可后来才发现,那是在画《鱼》的许容音,而她手中的那本漫画,还没正式面世就被剥夺了版权。

……

刚刚莫闻谦找他,带了一包烟。

他估计还没想到他已经想起了一切,还在问他是不是真的没办法阻止勾诚卖音循。

虽然投票赞成的人数只有一半,可每个人手中拿到的股份都不同。

如果不能全票通过,最终的解决方案只是用股份压制。丁循架空归架空,他管不了事,可手里加上许容音的,他还有百分之三十的股份。

倒戈很容易。

“丁循,这是我们的心血。”

对于一个三十岁的男人来说,事业有多么重要,他不会不知道。

音循走到现在这个高度,他们吃过多少苦,他不会不知道。

“现在能阻止勾诚这么做的人只有你,丁循。”之前让股东投票把丁循投出局,已经是他走错的一步。

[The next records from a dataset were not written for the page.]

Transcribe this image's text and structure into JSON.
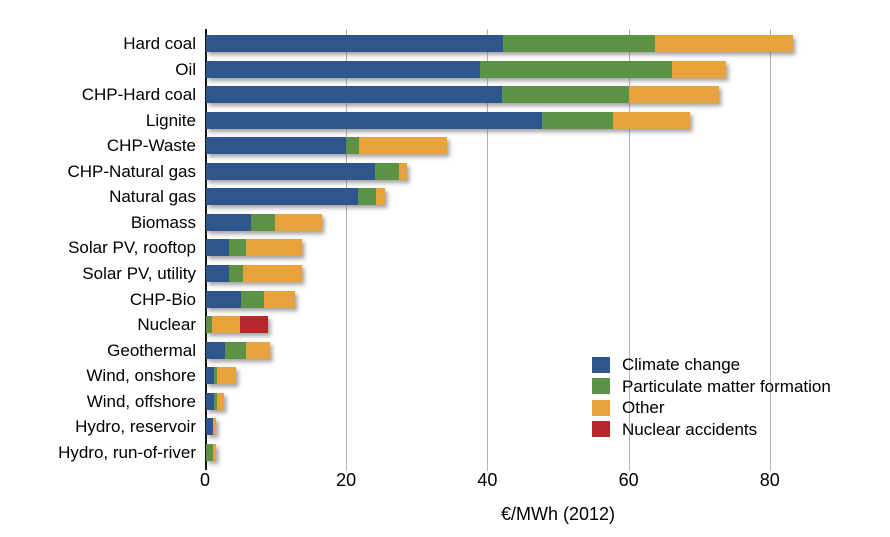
{
  "chart_data": {
    "type": "bar",
    "orientation": "horizontal",
    "stacked": true,
    "xlabel": "€/MWh (2012)",
    "xlim": [
      0,
      95
    ],
    "xticks": [
      0,
      20,
      40,
      60,
      80
    ],
    "tick_labels": [
      "0",
      "20",
      "40",
      "60",
      "80"
    ],
    "grid": "vertical",
    "legend_position": "inside lower right",
    "colors": {
      "climate": "#2F568C",
      "pm": "#5B9245",
      "other": "#E8A33D",
      "nuclear": "#B6282E",
      "gridline": "#b3b3b3",
      "axis": "#141414"
    },
    "legend": [
      {
        "name": "Climate change",
        "color": "#2F568C"
      },
      {
        "name": "Particulate matter formation",
        "color": "#5B9245"
      },
      {
        "name": "Other",
        "color": "#E8A33D"
      },
      {
        "name": "Nuclear accidents",
        "color": "#B6282E"
      }
    ],
    "categories": [
      "Hard coal",
      "Oil",
      "CHP-Hard coal",
      "Lignite",
      "CHP-Waste",
      "CHP-Natural gas",
      "Natural gas",
      "Biomass",
      "Solar PV, rooftop",
      "Solar PV, utility",
      "CHP-Bio",
      "Nuclear",
      "Geothermal",
      "Wind, onshore",
      "Wind, offshore",
      "Hydro, reservoir",
      "Hydro, run-of-river"
    ],
    "series": [
      {
        "name": "Climate change",
        "values": [
          42.0,
          38.8,
          41.9,
          47.6,
          19.9,
          23.9,
          21.6,
          6.4,
          3.2,
          3.2,
          5.0,
          0,
          2.7,
          1.1,
          1.1,
          1.0,
          0
        ]
      },
      {
        "name": "Particulate matter formation",
        "values": [
          21.6,
          27.2,
          18.0,
          10.1,
          1.8,
          3.5,
          2.5,
          3.4,
          2.4,
          2.0,
          3.2,
          0.8,
          2.9,
          0.4,
          0.4,
          0,
          1.0
        ]
      },
      {
        "name": "Other",
        "values": [
          19.6,
          7.7,
          12.8,
          10.8,
          12.5,
          1.1,
          1.3,
          6.6,
          8.0,
          8.4,
          4.4,
          4.0,
          3.5,
          2.8,
          1.0,
          0.45,
          0.45
        ]
      },
      {
        "name": "Nuclear accidents",
        "values": [
          0,
          0,
          0,
          0,
          0,
          0,
          0,
          0,
          0,
          0,
          0,
          4.0,
          0,
          0,
          0,
          0,
          0
        ]
      }
    ],
    "totals": [
      83.2,
      73.7,
      72.7,
      68.5,
      34.2,
      28.5,
      25.4,
      16.4,
      13.6,
      13.6,
      12.6,
      8.8,
      9.1,
      4.3,
      2.5,
      1.45,
      1.45
    ]
  }
}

他万万没想到,那些人把丁循投出去了,拉进局的却是勾诚。

现在变成这个局面,已经很难收场。

丁循说他也无能为力。

他什么都不记得,可是他不能仗着自己什么都不记得,就枉费了他们多年的心血。

他莫闻谦的野心不比他少。

他要的是音循立于不败之地,成为业内的标杆永驻辉煌。

“我会尽力。”丁循靠在窗边,看着他,“音循是我们的,我怎么会舍得它冠上别人的名字。”

他手里的烟没有点。

丁循平时就不抽烟,身上也没打火机,夹在指缝中把玩,烟草味还是沾到了身上。

许容音鼻子灵,她一闻就能闻到。

“你放心,我尽力的。”

尽力,把音循搞得粉碎。

-

许容音不知道他刚才和莫闻谦谈了什么,但猜想应该都不太愉快。

丁循带她吃完了饭就去花鸟市场。

鱼缸里有各种各样的鱼,想买到和丁循以前带回来一样的,很难。

好在许容音只是不想家里的鱼缸空着,想买也能买到合心意的鱼。

只是这个点天气热,太阳正是怎么看都扎眼的时候,丁循让她在店里等会儿再出去,回来时手里多了个小风扇。

“走吧。”他打着伞,把许容音搂在怀里,她捧着鱼。

许容音突然觉得这是不是有点小题大做了,大热天的还要出来买鱼。

“那个……丁循。”

“嗯。”

许容音抿抿唇,犹豫了会儿才回答他刚才的那个问题,“音循,不卖行不行呀?”

好说也是他们俩人的名取的名字呢。

不过许容音也知道,现在丁循就是暗搓搓地勾结勾诚想把音循卖了。

勾诚当明面上的那个坏人,他做背后的小人。